6 Episodes, 2 Discs Widescreen Edition (2010)
“The Jacksons, A Family Dynasty” is a six episode docu-series from A&E Television Networks with the four brothers as producers that blends a reality tv format with a documentary style and older footage of the Jackson 5. The series begins with the premise of the four brothers coming together to make an album to celebrate their 40th anniversary and the first episode was filmed before Michael Jackson’s death. The rest of the series explores the aftermath.
Each brother has issues. Jermaine is a diva who always wants to be out front getting attention and being the lead singer. He has a wife that he can’t express affection with on camera who does everything for him. Jackie is a cry baby and barely anything makes him break down. Marlon gets really excited when he comes up with something creatively but drags his feet so much that the brothers move on ahead without him and then he gets mad and leaves the group temporarily. Tito always tries to stay cool and funny in that hat and finally gets his own solo performance.
The early conflicts are whether to make the album, not messing with the standards and focusing on what their goals are and shunning the tabloids claiming they are making the album without Michael because of jealousy. All four claim not to be jealous of Michael’s career and that he wouldn’t be where he is (was) without them. It is awkward watching the casual beginnings of this series meant purely to give an insider look at the making of the album in hopes of capitalizing on the anniversary and attention given to Michael’s tour knowing that the tragedy hasn’t happened yet and how the direction of the series will change.
The innocent introduction of the second generation Jackson kids and displaying everyone hanging out together at family barbeques and calling Janet to wish her happy birthday is all very pleasant. They try to create some drama for the reality TV aspect with arguing while recording about who is being bossy and who is low energy and who is plain sloppy going sharp and flat. For four brothers who always talk about how well they get along, the cameras really liked to focus on any animosity they could get. Oh, no! Someone erased the session they did that wasn’t any good and it seems very petty making these legends into invented drama on all the other reality shows. One literally goes crying to their mother in very scripted sounding material to create an excuse to go back home to Gary, Indiana and relive some nostalgia and show how cramped their house was and how hard they had to work to get to where they were. Manufacturing drama where it doesn’t exist with fights about vocals and sports is ridiculous.

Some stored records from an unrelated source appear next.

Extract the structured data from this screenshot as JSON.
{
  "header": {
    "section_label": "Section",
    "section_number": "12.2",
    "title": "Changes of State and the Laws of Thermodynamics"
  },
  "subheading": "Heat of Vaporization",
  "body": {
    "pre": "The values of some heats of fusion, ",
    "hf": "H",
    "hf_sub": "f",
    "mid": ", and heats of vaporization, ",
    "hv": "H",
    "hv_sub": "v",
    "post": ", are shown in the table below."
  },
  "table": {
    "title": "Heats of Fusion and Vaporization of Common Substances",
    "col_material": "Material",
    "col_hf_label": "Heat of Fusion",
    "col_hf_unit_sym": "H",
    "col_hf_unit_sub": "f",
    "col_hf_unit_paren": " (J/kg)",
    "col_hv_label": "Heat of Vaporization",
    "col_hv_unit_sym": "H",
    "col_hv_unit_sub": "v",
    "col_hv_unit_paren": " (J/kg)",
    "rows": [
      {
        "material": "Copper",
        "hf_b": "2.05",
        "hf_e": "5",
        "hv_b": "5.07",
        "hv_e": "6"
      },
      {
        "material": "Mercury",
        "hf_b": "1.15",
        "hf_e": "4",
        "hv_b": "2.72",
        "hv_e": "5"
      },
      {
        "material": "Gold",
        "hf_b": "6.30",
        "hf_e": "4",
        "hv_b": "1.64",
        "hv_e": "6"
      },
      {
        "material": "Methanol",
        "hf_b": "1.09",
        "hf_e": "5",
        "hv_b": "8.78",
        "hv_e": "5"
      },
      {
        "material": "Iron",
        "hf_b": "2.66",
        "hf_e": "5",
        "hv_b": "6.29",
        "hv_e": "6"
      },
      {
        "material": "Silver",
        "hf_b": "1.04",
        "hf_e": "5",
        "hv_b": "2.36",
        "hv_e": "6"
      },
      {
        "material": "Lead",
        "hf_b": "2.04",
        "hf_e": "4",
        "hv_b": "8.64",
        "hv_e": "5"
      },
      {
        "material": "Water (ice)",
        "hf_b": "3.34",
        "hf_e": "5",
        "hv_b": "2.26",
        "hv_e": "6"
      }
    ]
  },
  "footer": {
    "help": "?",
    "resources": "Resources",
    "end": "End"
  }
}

After Michael’s death, the series takes a big turn into more legitimate drama with paparazzi following them around and asking questions while they claim they just want to be left alone (but are all too happy to talk to press sometimes). It is unclear how much time has passed between the recording of the first episode and the rest, but after a few initial teary asides, they seem to be ready to move forward using the press to their advantage since their brother who was arguably the biggest star in the world passing puts them under a magnifying glass and gives them attention they wouldn’t have otherwise. They try to act doubtful or ashamed but at the end of the day, it’s a smart business decision just like this DVD set of this series. Capitalizing on the attention while it is there is the best thing they can do regardless of any moral opinions.
The rest of the arc of the series consists of finding their sound by going back into record stores and admiring how many albums Michael and Janet had and getting asked for autographs. Jermaine goes off and tries to do a tribute concert without consulting the other brothers. After their initial grief, it goes right back to business as normal with arguments over who is at what concert or photo shoot and rehearsing and trying to create new songs that sound like their old sound but staying current. Hearing them bicker over who used to stand where is silly.
This series is a mix of an interesting look back into the past of a group that really shaped and influenced generations of music, but also an exploration of the backlash of fame for Michael and Janet affecting the other brothers not getting enough attention. The bickering seems juvenile and they capitalize on the attention they are getting by appearing in public and going to a musical show based on their past and going to the “This Is It” premiere and trying to put on tribute concerts. Having these group discussions in their kitchens and living rooms always feel like they have a bit of a scripted quality since they are probably going over information they’ve already shared off camera. It is occasionally a struggle not to look at the camera when they are having a “conversation” with each other. After breaking up and making up, they never accomplish anything through the course of the series except a vow to each other to work together creatively to finish that album…someday.